Slashdot Mirror

← Back to Stories (view on slashdot.org)

Google Advocates 7-Day Deadline For Vulnerability Disclosure

Posted by timothy on from the on-the-7th-day-you-can-rest dept.

Trailrunner7 writes "Two security engineers for Google say the company will now support researchers publicizing details of critical vulnerabilities under active exploitation just seven days after they've alerted a company. That new grace period leaves vendors dramatically less time to create and test a patch than the previously recommended 60-day disclosure deadline for the most serious security flaws. The goal, write Chris Evans and Drew Hintz, is to prompt vendors to more quickly seal, or at least publicly react to, critical vulnerabilities and reduce the number of attacks that proliferate because of unprotected software."

5 of 94 comments (clear)

  1. Sounds like a huge risk by anthony_greer · · Score: 4, Insightful

    What if a bug cant be fixed and systems patched in 7 days time? are they going to cut corners on something like testing?

    Going from bug report to design and code a fix, to test, to roll it out to the infrastructure in 5 working days seems like an impossible benchmark to sustain even with the super brainiacs working at google

    1. Re:Sounds like a huge risk by slashmydots · · Score: 3, Insightful

      I'm a software programmer so I can honestly say if a company takes more than 7 days to issue a fix, they aren't good. Let's say there's a team of 20 programmers working on a huge piece of software like an ASP system on a website. If the 1-2 people responsible for the module hear about the problem like 4 days after it was reported, the boss seriously screwed up. That's a lack of communication in their company. A 30 minute delay for "there's cake in the breakroom" and 7+ day delay on "someone's hacking our website" means someone epically screwed up the importance of that e-mail getting relayed to the correct people.

      If the programmers can't read their own damn code that they wrote and figure out why the vulnerability happened, they should be fired. They obviously don't know their own code and didn't use comments or worse yet, they don't know what the command they're doing ACTUALLY do and that was the cause of the problem.

      Then if it takes more than 7 days to "publish" or "push" a new version of their software live, then the whole project was designed like it's 15 years ago. These days, you need urgent patches faster than that. Let the programmers who wrote the code do the testing so there's zero delay and then don't require some know-nothing 60-year old head of the department review all code before it goes live.

    2. Re:Sounds like a huge risk by HockeyPuck · · Score: 3, Insightful

      so it's probably better to get out a fix that works for 60% of installs right away and then work on the patch that will work for 100% of installs.

      So you're willing to risk breaking 40% of your customer's installs? Are you willing to skip regression testing to make sure your fix breaks nothing else?

  2. Re:And when they get bitten in the ass? by fuzzyfuzzyfungus · · Score: 4, Insightful

    The big kicker is "under active exploitation". If no exploits are known in the wild, it's still necessary to light a fire under the vendor's ass(you can't assume that the flaw isn't just sitting in somebody's high-value-zero-day arsenal, or that it won't be discovered and exploited in the future); but there is a real argument in favor of trying to work with the vendor to get a proper fix in place before releasing the details, and more or less assuring that every dumb script kiddie can implement the attack if they want.

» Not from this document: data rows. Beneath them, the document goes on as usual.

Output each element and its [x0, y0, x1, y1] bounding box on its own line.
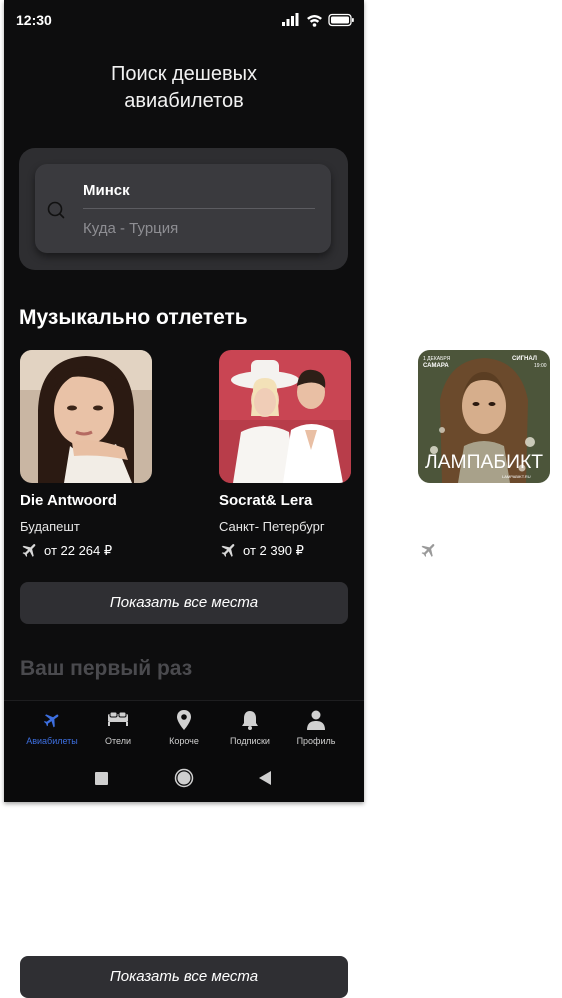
- home-icon[interactable]: [174, 768, 194, 793]
- bell-icon: [238, 709, 262, 731]
- phone-screen: 12:30 Поиск дешевых авиабилетов Минск Ку…: [4, 0, 364, 802]
- bed-icon: [106, 709, 130, 731]
- user-icon: [304, 709, 328, 731]
- android-nav-bar: [4, 756, 364, 802]
- card-city: Будапешт: [20, 519, 80, 534]
- poster-venue: СИГНАЛ: [512, 356, 537, 362]
- card-artist-name: Die Antwoord: [20, 492, 117, 509]
- origin-field[interactable]: Минск: [83, 182, 130, 199]
- airplane-icon: [21, 541, 39, 564]
- tab-label: Профиль: [296, 736, 336, 746]
- tab-bar: Авиабилеты Отели Короче Подписки Профиль: [4, 700, 364, 756]
- artist-photo: [20, 350, 152, 483]
- destination-field[interactable]: Куда - Турция: [83, 220, 178, 237]
- destination-card[interactable]: Socrat& Lera Санкт- Петербург от 2 390 ₽: [219, 350, 364, 558]
- poster-city: САМАРА: [423, 363, 449, 369]
- status-bar: 12:30: [4, 0, 364, 40]
- search-divider: [83, 208, 315, 209]
- destination-card[interactable]: Die Antwoord Будапешт от 22 264 ₽: [20, 350, 180, 558]
- tab-label: Короче: [169, 736, 199, 746]
- tab-hotels[interactable]: Отели: [82, 701, 154, 757]
- first-time-section-title: Ваш первый раз: [20, 657, 193, 680]
- search-icon: [46, 200, 66, 225]
- tab-subscriptions[interactable]: Подписки: [214, 701, 286, 757]
- music-section-title: Музыкально отлететь: [19, 306, 248, 329]
- tab-profile[interactable]: Профиль: [280, 701, 352, 757]
- concert-poster[interactable]: 1 ДЕКАБРЯ САМАРА СИГНАЛ 19:00 ЛАМПАБИКТ …: [418, 350, 550, 483]
- airplane-icon: [420, 541, 438, 564]
- back-icon[interactable]: [259, 771, 272, 790]
- airplane-icon: [220, 541, 238, 564]
- airplane-icon: [40, 709, 64, 731]
- tab-flights[interactable]: Авиабилеты: [16, 701, 88, 757]
- artist-photo: [219, 350, 351, 483]
- card-price: от 22 264 ₽: [44, 543, 113, 558]
- map-pin-icon: [172, 709, 196, 731]
- tab-label: Авиабилеты: [26, 736, 78, 746]
- show-all-places-button[interactable]: Показать все места: [20, 582, 348, 624]
- status-icons: [282, 13, 356, 32]
- page-title: Поиск дешевых авиабилетов: [111, 63, 257, 112]
- status-time: 12:30: [16, 12, 52, 28]
- tab-label: Подписки: [230, 736, 270, 746]
- card-city: Санкт- Петербург: [219, 519, 325, 534]
- poster-time: 19:00: [534, 363, 547, 369]
- search-card: Минск Куда - Турция: [19, 148, 348, 270]
- poster-site: LAMPABIKT.RU: [502, 474, 531, 479]
- concert-poster-image: 1 ДЕКАБРЯ САМАРА СИГНАЛ 19:00 ЛАМПАБИКТ …: [418, 350, 550, 483]
- card-artist-name: Socrat& Lera: [219, 492, 313, 509]
- signal-wifi-battery-icon: [282, 13, 354, 27]
- tab-label: Отели: [104, 736, 131, 746]
- recents-icon[interactable]: [95, 772, 108, 790]
- poster-date: 1 ДЕКАБРЯ: [423, 356, 451, 362]
- search-box[interactable]: Минск Куда - Турция: [35, 164, 331, 253]
- poster-title: ЛАМПАБИКТ: [425, 452, 543, 473]
- card-price: от 2 390 ₽: [243, 543, 304, 558]
- tab-short[interactable]: Короче: [148, 701, 220, 757]
- show-all-places-button[interactable]: Показать все места: [20, 956, 348, 998]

    If something is already 'under active exploitation', though, the cat is already out of the bag, and the choice isn't really in your hands anymore. The clock already started ticking. Whether you like it or not, every hour it goes unfixed is more room for more attacks. Keeping quiet about it harms the ability of end users to take protective action, and really only helps the vendor save face, which isn't a terribly valuable feature.

    Now, I don't doubt that Google's 'webapps and silent autoupdaters' style gives them a certain self-interested enthusiasm(compared to vendors who cater to much more sedate patch cycles) for fast disclosure; but, again, 'under active exploitation' is the phrase that makes their position(however self-interested) merely realistic. If you know that team black hat already knows about it, you don't really get to choose when it is disclosed, since that has already happened. You only get to choose how slow you make the vendor look.

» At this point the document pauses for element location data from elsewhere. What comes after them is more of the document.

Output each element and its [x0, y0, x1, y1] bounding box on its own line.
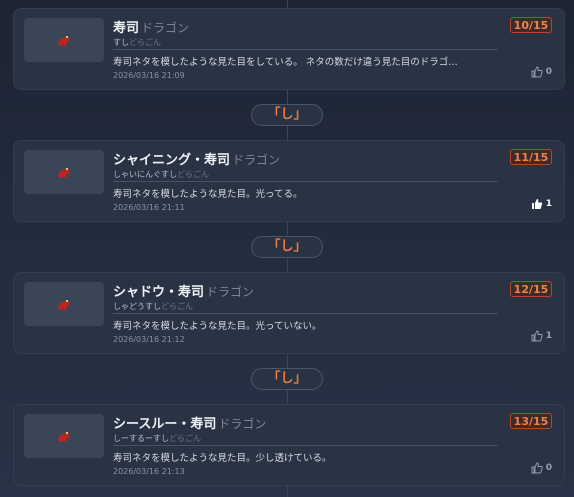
- entry-description: 寿司ネタを模したような見た目。光っていない。: [113, 321, 322, 332]
- entry-number-badge: 10/15: [510, 17, 552, 33]
- entry-type: ドラゴン: [206, 285, 255, 299]
- entry-separator: [113, 445, 498, 446]
- thumbs-up-icon: [531, 66, 543, 78]
- entry-number-badge: 11/15: [510, 149, 552, 165]
- thumbs-up-icon: [531, 462, 543, 474]
- entry-thumbnail[interactable]: [24, 18, 104, 62]
- entry-number-badge: 12/15: [510, 281, 552, 297]
- like-button[interactable]: 0: [531, 462, 552, 474]
- entry-date: 2026/03/16 21:11: [113, 203, 185, 212]
- entry-name: シャイニング・寿司: [113, 153, 231, 168]
- entry-reading: しゃどうすし: [113, 302, 161, 311]
- red-dragon-icon: [58, 431, 70, 442]
- like-button[interactable]: 1: [531, 198, 552, 210]
- red-dragon-icon: [58, 35, 70, 46]
- entry-separator: [113, 49, 498, 50]
- entry-type: ドラゴン: [232, 153, 281, 167]
- like-count: 0: [545, 67, 552, 77]
- entry-description: 寿司ネタを模したような見た目をしている。 ネタの数だけ違う見た目のドラゴ…: [113, 57, 458, 68]
- entry-name: シャドウ・寿司: [113, 285, 205, 300]
- like-count: 1: [545, 331, 552, 341]
- like-count: 0: [545, 463, 552, 473]
- dex-entry-card[interactable]: 寿司 ドラゴン すしどらごん 寿司ネタを模したような見た目をしている。 ネタの数だ…: [13, 8, 565, 90]
- like-button[interactable]: 0: [531, 66, 552, 78]
- entry-name: 寿司: [113, 21, 140, 36]
- entry-reading: しーするーすし: [113, 434, 169, 443]
- red-dragon-icon: [58, 167, 70, 178]
- section-divider: 「し」: [251, 236, 323, 258]
- thumbs-up-icon: [531, 330, 543, 342]
- entry-date: 2026/03/16 21:12: [113, 335, 185, 344]
- entry-date: 2026/03/16 21:13: [113, 467, 185, 476]
- entry-name: シースルー・寿司: [113, 417, 217, 432]
- entry-type-reading: どらごん: [161, 302, 193, 311]
- section-divider: 「し」: [251, 104, 323, 126]
- thumbs-up-icon: [531, 199, 542, 209]
- red-dragon-icon: [58, 299, 70, 310]
- entry-type: ドラゴン: [218, 417, 267, 431]
- entry-thumbnail[interactable]: [24, 414, 104, 458]
- entry-type: ドラゴン: [141, 21, 190, 35]
- dex-entry-card[interactable]: シャイニング・寿司 ドラゴン しゃいにんぐすしどらごん 寿司ネタを模したような見た…: [13, 140, 565, 222]
- entry-separator: [113, 181, 498, 182]
- entry-thumbnail[interactable]: [24, 150, 104, 194]
- entry-reading: しゃいにんぐすし: [113, 170, 177, 179]
- entry-number-badge: 13/15: [510, 413, 552, 429]
- entry-separator: [113, 313, 498, 314]
- entry-description: 寿司ネタを模したような見た目。少し透けている。: [113, 453, 332, 464]
- dex-entry-card[interactable]: シャドウ・寿司 ドラゴン しゃどうすしどらごん 寿司ネタを模したような見た目。光っ…: [13, 272, 565, 354]
- entry-type-reading: どらごん: [177, 170, 209, 179]
- entry-description: 寿司ネタを模したような見た目。光ってる。: [113, 189, 303, 200]
- like-button[interactable]: 1: [531, 330, 552, 342]
- section-divider: 「し」: [251, 368, 323, 390]
- entry-type-reading: どらごん: [129, 38, 161, 47]
- entry-reading: すし: [113, 38, 129, 47]
- entry-date: 2026/03/16 21:09: [113, 71, 185, 80]
- entry-type-reading: どらごん: [169, 434, 201, 443]
- like-count: 1: [545, 199, 552, 209]
- dex-entry-card[interactable]: シースルー・寿司 ドラゴン しーするーすしどらごん 寿司ネタを模したような見た目。…: [13, 404, 565, 486]
- entry-thumbnail[interactable]: [24, 282, 104, 326]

  3. App approval by EmperorOfCanada · · Score: 3, Insightful

    If one hour ago I was notified of a flaw in my app, and 59 minutes ago I fixed it, and 58 minutes ago I submitted it for approval it could easily be a week before it get approved.

    I would say that after a week they should notify that there is a flaw, but not what the flaw is. Then maybe after 30 days release the kraken (exploitable flaw that is).

    Let's say they discover a pacemaker flaw where a simple android app could be cobbled together to give pacemaker people nearby fatal heart attacks. If they release that in a week then they are vile human beings.

    Most companies do seem pretty slothful in fixing these things but pushing for a company to process the flaw, analyze the flaw, find a solution, assign the workers, fix it, test it, and deploy it in under a week seems pretty extreme.